Traditionally the students who attend COMMON are from Midwestern colleges in Michigan, Illinois, and Wisconsin, where the IBM i curriculum has some teeth and energetic IBM i advocates are either teaching or are closely connected to the colleges.
Laura Ubelhor, president of the Southeast Michigan iSeries User Group (SEMiUG) and assistant executive director of the COMMON Education Foundation (CEF), believes many IBM i shops struggle to build IT resources or replace the resources they are losing. “We need to get young people involved with the platform and with the community,” she says.

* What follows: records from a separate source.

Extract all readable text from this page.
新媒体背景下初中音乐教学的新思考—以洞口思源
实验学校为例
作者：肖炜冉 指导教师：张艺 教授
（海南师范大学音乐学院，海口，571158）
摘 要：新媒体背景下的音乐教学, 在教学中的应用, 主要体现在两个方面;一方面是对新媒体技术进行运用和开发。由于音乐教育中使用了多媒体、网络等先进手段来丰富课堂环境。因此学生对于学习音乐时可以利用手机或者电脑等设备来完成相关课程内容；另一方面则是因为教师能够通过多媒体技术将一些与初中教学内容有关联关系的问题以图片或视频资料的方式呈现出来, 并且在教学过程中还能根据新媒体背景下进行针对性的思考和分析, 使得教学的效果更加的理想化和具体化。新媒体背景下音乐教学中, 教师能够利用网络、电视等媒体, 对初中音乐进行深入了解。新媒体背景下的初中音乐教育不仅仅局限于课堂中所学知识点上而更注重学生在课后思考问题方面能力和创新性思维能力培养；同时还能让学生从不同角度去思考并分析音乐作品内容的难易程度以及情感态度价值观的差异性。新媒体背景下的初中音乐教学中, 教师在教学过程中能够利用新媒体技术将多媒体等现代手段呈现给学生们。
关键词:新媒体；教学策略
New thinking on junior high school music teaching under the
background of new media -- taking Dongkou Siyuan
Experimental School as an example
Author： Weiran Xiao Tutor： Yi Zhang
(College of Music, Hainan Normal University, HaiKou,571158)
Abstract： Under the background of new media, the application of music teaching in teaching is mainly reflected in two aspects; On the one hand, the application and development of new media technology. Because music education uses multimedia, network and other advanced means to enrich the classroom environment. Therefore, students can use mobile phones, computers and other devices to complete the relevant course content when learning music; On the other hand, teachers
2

Ubelhor and CEF executive director Michelle August spearhead the effort to bring students to the spring and fall COMMON conferences. August is also a professor at Moraine Valley Community College in suburban Chicago.
The COMMON Education Foundation works in conjunction with IBM Power Systems Academic Initiative (PSAI) to expand and enhance midrange education in colleges and universities. The PSAI has been contributing $5,000 to the CEF to assist with the expenses related to student travel to the two COMMON conferences.
Peter Glass, program manager for the Power Systems Academic Initiative, says the value in bringing college students to IBM related events is easily understood.
“At COMMON, students get the opportunity to network with IBM clients, IBMers and other industry experts resulting in a better understanding of the IBM corporation and our products,” Glass says. “That’s important to us because these students will someday be leaders and decision makers in the workplace.”
The CEF solicits other contributions designated for this program as well.
Maxava, the IBM i high availability and disaster recovery vendor, has been a generous and consistent contributor. The company set up the iFoundation, which makes grants to not-for-profit organizations that promote the IBM i platform and support the exchange of knowledge, skills, and ideas about the IBM i platform. The iFoundation has contributed $2,000 in grant money to the CEF in support of this project.
Additional contributions are being sought by the COMMON Education Foundation. Typically there are a half dozen or so IBM i ISVs that participate, but the student demand exceeds the available funding. The program could grow if the funding was in place.